Every day while traveling to my workplace I see people riding motorcycles without wearing a helmet. And every day I wonder what makes them skip the one essential safety element that can save their head from breaking in case of an accident.
So, one day, I sat and thought deep about it. I also asked a few friends what they think. Friends who wear, even have an extra for the pillion rider, do not wear, and do not even own one. And this is what I found.
Most people own a helmet, but they keep it at home. / Jon Tyson
17 Reasons Why People Don’t Wear Helmets
It screws up their hairstyle
It’s uncomfortable and borderline suffocates them
“The stock unit that I got with my Honda Unicorn would anyway not save my head so why should I bother”
It’s an unneeded expense and petrol prices are only rising
“I don’t like to hold it in my hand when I am not riding”
“I couldn’t find a large one”
Good quality helmets are expensive
“I know how to talk to the traffic police”
“I only ride short distances”
“I would pay the 500-rupee fine once than buy a helmet worth 5ooo rupees”
“My helmet was stolen twice”
“I ride safely and am confident that I will not meet with an accident”

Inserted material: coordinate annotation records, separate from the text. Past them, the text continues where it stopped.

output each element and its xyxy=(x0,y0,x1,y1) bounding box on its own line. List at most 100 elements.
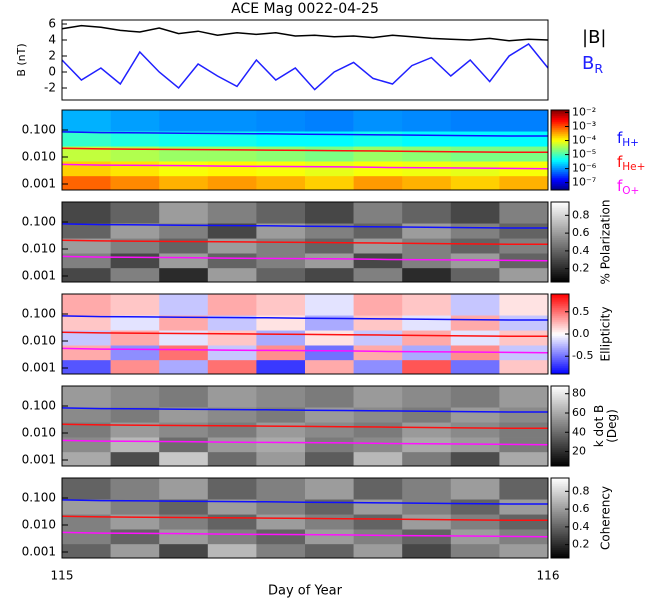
colorbar-frame xyxy=(550,201,570,283)
spectrogram-cell xyxy=(450,386,500,408)
spectrogram-cell xyxy=(450,315,500,331)
spectrogram-cell xyxy=(256,514,306,530)
colorbar-swatch xyxy=(551,274,569,277)
data-line xyxy=(61,347,549,354)
colorbar-swatch xyxy=(551,246,569,249)
colorbar-swatch xyxy=(551,214,569,217)
spectrogram-cell xyxy=(62,422,111,438)
spectrogram-cell xyxy=(62,267,111,283)
spectrogram-cell xyxy=(353,499,403,515)
spectrogram-cell xyxy=(62,514,111,530)
spectrogram-cell xyxy=(305,175,354,191)
spectrogram-cell xyxy=(110,529,160,545)
y-tick-label: 0.100 xyxy=(22,490,56,504)
colorbar-swatch xyxy=(551,298,569,301)
spectrogram-cell xyxy=(402,386,452,408)
legend-subscript: He+ xyxy=(622,161,645,173)
spectrogram-cell xyxy=(207,110,257,132)
spectrogram-cell xyxy=(499,146,549,162)
colorbar-swatch xyxy=(551,420,569,423)
spectrogram-cell xyxy=(499,451,549,467)
spectrogram-cell xyxy=(159,422,209,438)
spectrogram-cell xyxy=(159,543,209,559)
colorbar-swatch xyxy=(551,386,569,389)
legend-name: f xyxy=(617,177,623,195)
colorbar-title: (Deg) xyxy=(605,409,619,443)
spectrogram-cell xyxy=(110,223,160,239)
colorbar-swatch xyxy=(551,216,569,219)
spectrogram-cell xyxy=(499,407,549,423)
colorbar-swatch xyxy=(551,140,569,143)
spectrogram-cell xyxy=(62,359,111,375)
colorbar-swatch xyxy=(551,164,569,167)
colorbar-tick-label: -0.5 xyxy=(572,349,593,362)
colorbar-swatch xyxy=(551,372,569,375)
colorbar-tick-label: 0.2 xyxy=(572,262,590,275)
spectrogram-cell xyxy=(499,478,549,500)
colorbar-swatch xyxy=(551,150,569,153)
colorbar-swatch xyxy=(551,548,569,551)
colorbar-swatch xyxy=(551,220,569,223)
colorbar-swatch xyxy=(551,310,569,313)
colorbar-swatch xyxy=(551,546,569,549)
spectrogram-cell xyxy=(207,514,257,530)
colorbar-swatch xyxy=(551,556,569,559)
colorbar-swatch xyxy=(551,506,569,509)
colorbar-swatch xyxy=(551,258,569,261)
spectrogram-cell xyxy=(450,543,500,559)
y-tick-label: 0.100 xyxy=(22,306,56,320)
colorbar-swatch xyxy=(551,320,569,323)
spectrogram-cell xyxy=(402,330,452,346)
spectrogram-cell xyxy=(159,253,209,269)
colorbar-swatch xyxy=(551,348,569,351)
colorbar-title: % Polarization xyxy=(599,200,613,285)
colorbar-swatch xyxy=(551,450,569,453)
spectrogram-cell xyxy=(256,437,306,453)
colorbar-swatch xyxy=(551,526,569,529)
colorbar-swatch xyxy=(551,242,569,245)
colorbar-swatch xyxy=(551,256,569,259)
colorbar-swatch xyxy=(551,126,569,129)
colorbar-swatch xyxy=(551,342,569,345)
colorbar-swatch xyxy=(551,360,569,363)
colorbar-swatch xyxy=(551,454,569,457)
colorbar-swatch xyxy=(551,350,569,353)
colorbar-swatch xyxy=(551,446,569,449)
spectrogram-cell xyxy=(353,345,403,361)
spectrogram-cell xyxy=(207,386,257,408)
spectrogram-cell xyxy=(402,315,452,331)
spectrogram-cell xyxy=(256,345,306,361)
spectrogram-cell xyxy=(110,422,160,438)
spectrogram-cell xyxy=(256,267,306,283)
colorbar-swatch xyxy=(551,302,569,305)
colorbar-tick-label: 0.4 xyxy=(572,520,590,533)
spectrogram-cell xyxy=(62,386,111,408)
spectrogram-cell xyxy=(450,223,500,239)
y-tick-label: 0.010 xyxy=(22,242,56,256)
spectrogram-cell xyxy=(207,359,257,375)
legend-name: B xyxy=(582,53,594,74)
colorbar-swatch xyxy=(551,504,569,507)
y-tick-label: 0.010 xyxy=(22,150,56,164)
spectrogram-cell xyxy=(499,238,549,254)
data-line xyxy=(61,499,548,505)
colorbar-swatch xyxy=(551,508,569,511)
colorbar-swatch xyxy=(551,326,569,329)
spectrogram-cell xyxy=(159,315,209,331)
colorbar-swatch xyxy=(551,176,569,179)
spectrogram-cell xyxy=(305,478,354,500)
spectrogram-cell xyxy=(305,146,354,162)
spectrogram-cell xyxy=(159,499,209,515)
legend-name: f xyxy=(617,129,623,147)
data-line xyxy=(61,515,548,521)
data-line xyxy=(61,131,548,137)
legend-label: fH+ xyxy=(617,129,639,150)
colorbar-swatch xyxy=(551,512,569,515)
spectrogram-cell xyxy=(450,478,500,500)
colorbar-swatch xyxy=(551,264,569,267)
spectrogram-cell xyxy=(256,529,306,545)
spectrogram-cell xyxy=(110,359,160,375)
colorbar-swatch xyxy=(551,388,569,391)
spectrogram-cell xyxy=(402,223,452,239)
spectrogram-cell xyxy=(305,437,354,453)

“I started losing hair because of it”
“I have never been stopped by the traffic police”
They don’t like to follow rules
There are even dumber reasons that people give when asked about their habit of not wearing a helmet. It just baffles me that people are ready to put their lives in danger because a helmet will distort their hairstyle (#1 reason) and they always want to look presentable.
I have tried describing to them the problems associated with helmet-less riding, and so far, I have changed the mind of not a single person. Which is why people don’t come to me when they want to convince someone.